Wie absurd! Beinahe hätte er über seine missliche Lage gelacht. Über die Möglichkeit, dass er hier sterben könnte, in Sichtweite seines eigenen Hauses und in Hörweite von Dutzenden von Menschen. Was für eine alberne Todesart. Er konnte sich vorstellen, wie die Leute in der
Irish Times
darüber lasen. Ihr Entsetzen. Aber auch einen Anflug von Erheiterung. Beim bloßen Gedanken, was für eine tragikomische Gestalt er im Tode abgeben würde, erschauderte er.

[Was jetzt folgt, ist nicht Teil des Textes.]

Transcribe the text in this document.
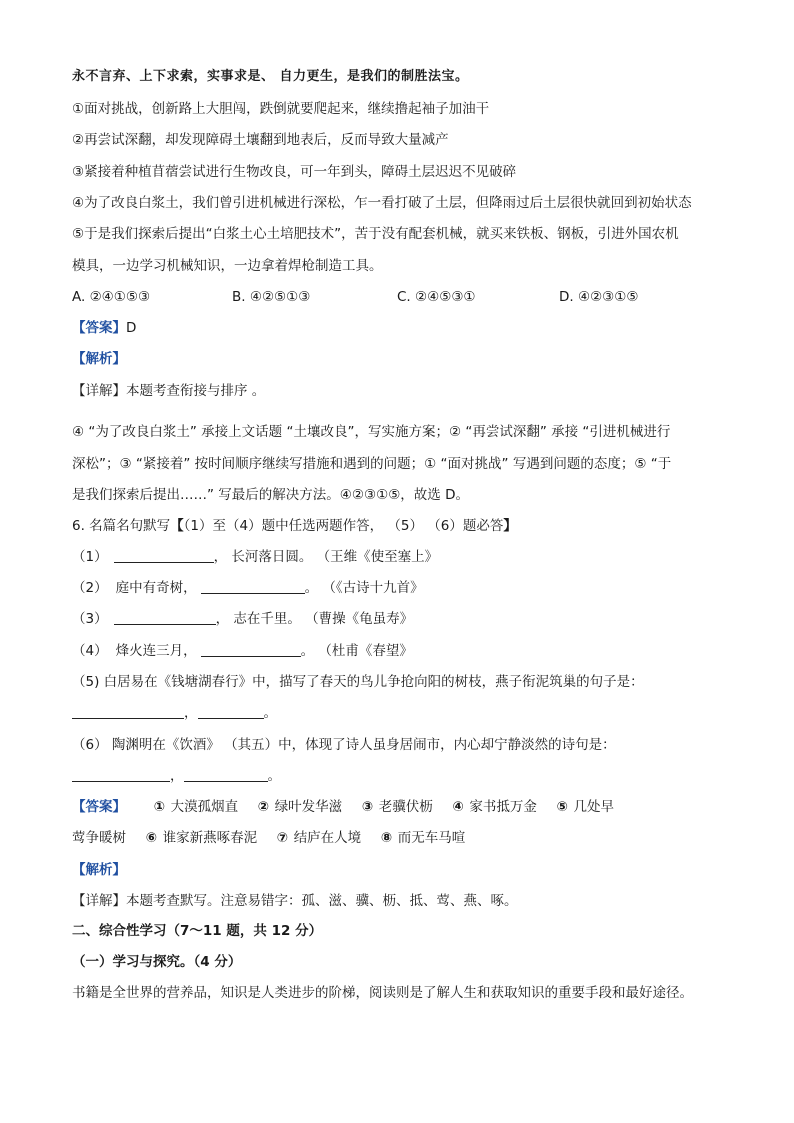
永不言弃、上下求索，实事求是、 自力更生，是我们的制胜法宝。
①面对挑战，创新路上大胆闯，跌倒就要爬起来，继续撸起袖子加油干
②再尝试深翻，却发现障碍土壤翻到地表后，反而导致大量减产
③紧接着种植苜蓿尝试进行生物改良，可一年到头，障碍土层迟迟不见破碎
④为了改良白浆土，我们曾引进机械进行深松，乍一看打破了土层，但降雨过后土层很快就回到初始状态
⑤于是我们探索后提出“白浆土心土培肥技术”，苦于没有配套机械，就买来铁板、钢板，引进外国农机
模具，一边学习机械知识，一边拿着焊枪制造工具。
A. ②④①⑤③	B. ④②⑤①③	C. ②④⑤③①	D. ④②③①⑤
【答案】D
【解析】
【详解】本题考查衔接与排序 。
④ “为了改良白浆土” 承接上文话题 “土壤改良”，写实施方案；② “再尝试深翻” 承接 “引进机械进行
深松”；③ “紧接着” 按时间顺序继续写措施和遇到的问题；① “面对挑战” 写遇到问题的态度；⑤ “于
是我们探索后提出……” 写最后的解决方法。④②③①⑤，故选 D。
6. 名篇名句默写【（1）至（4）题中任选两题作答， （5） （6）题必答】
（1）	， 长河落日圆。 （王维《使至塞上》
（2） 庭中有奇树，	。 （《古诗十九首》
（3）	， 志在千里。 （曹操《龟虽寿》
（4） 烽火连三月，	。 （杜甫《春望》
（5) 白居易在《钱塘湖春行》中，描写了春天的鸟儿争抢向阳的树枝，燕子衔泥筑巢的句子是：
，	。
（6） 陶渊明在《饮酒》 （其五）中，体现了诗人虽身居闹市，内心却宁静淡然的诗句是：
，	。
【答案】 ① 大漠孤烟直 ② 绿叶发华滋 ③ 老骥伏枥 ④ 家书抵万金 ⑤ 几处早
莺争暖树 ⑥ 谁家新燕啄春泥 ⑦ 结庐在人境 ⑧ 而无车马喧
【解析】
【详解】本题考查默写。注意易错字：孤、滋、骥、枥、抵、莺、燕、啄。
二、综合性学习（7～11 题，共 12 分）
（一）学习与探究。（4 分）
书籍是全世界的营养品，知识是人类进步的阶梯，阅读则是了解人生和获取知识的重要手段和最好途径。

Dieses Thema beschäftigte ihn noch immer, als er plötzlich stolperte. Sein Fuß stieß gegen etwas unter Wasser, vielleicht einen Stein, so dass er vornüberstürzte. Er befürchtete, unter Wasser zu geraten, und malte sich voller Panik aus, wie es über ihm zusammenschlug. Doch er landete auf den Knien, und sein Kinn blieb gerade noch an der Oberfläche. Verzweifelt paddelte er mit den Händen, um das Gleichgewicht zu halten. Er stellte fest, dass der iPod fort war. Er hatte ihn beim Sturz fallen gelassen.
Doch das spielte keine Rolle. Inzwischen hatten die Dinge eine andere Dimension erreicht. Der iPod war nicht länger wichtig. Mühsam und keuchend vor Schreck und Kälte, rappelte er sich wieder auf.
Er musste sich beeilen, das war ihm jetzt klar. Er musste alle seine Kräfte darauf bündeln weiterzugehen. Mittlerweile war er so unterkühlt, dass Tod durch Erfrieren drohte. Also war es wichtig, dass er nicht aufhörte, sich zu bewegen. Sein schwerer Mantel zog ihn zu Boden. Unter großen Anstrengungen gelang es ihm, ihn abzustreifen. Er ließ ihn im Wasser zurück und kämpfte sich weiter.
Hugh hob den Kopf, betrachtete den dunklen Umriss der Promenade und fixierte ihn wie ein Ziel. Jemand dort hatte ihn bemerkt. Der Mensch stand auf den Felsen und ruderte wild mit den Armen. Er konnte nicht verstehen, was er sagte. Wie peinlich, dachte er. Wie absolut peinlich.
Mittlerweile war das Wasser seichter, daran bestand kein Zweifel. Plötzlich fiel ihm das Vorwärtskommen viel leichter.
Er bemerkte ein sich drehendes Licht voraus. Ein Streifenwagen. Zwei Personen in fluoreszierenden Jacken steuerten auf den Rand der Promenade zu.
Hugh trottete weiter durch das gekräuselte flache Wasser, das ihm inzwischen nur bis zu den Knöcheln reichte. Noch vor wenigen Minuten war ihm seine Situation lebensbedrohlich erschienen. Nun war sie nur noch lächerlich. Vor Verlegenheit wäre er am liebsten im Erdboden versunken, und ihm graute so vor der Ankunft, dass er beinahe versucht war umzukehren. Als Hugh die unterste Stufe erreicht hatte, ragte einer der Polizisten über ihm auf und streckte die Hand aus, um ihm aus dem Wasser zu helfen.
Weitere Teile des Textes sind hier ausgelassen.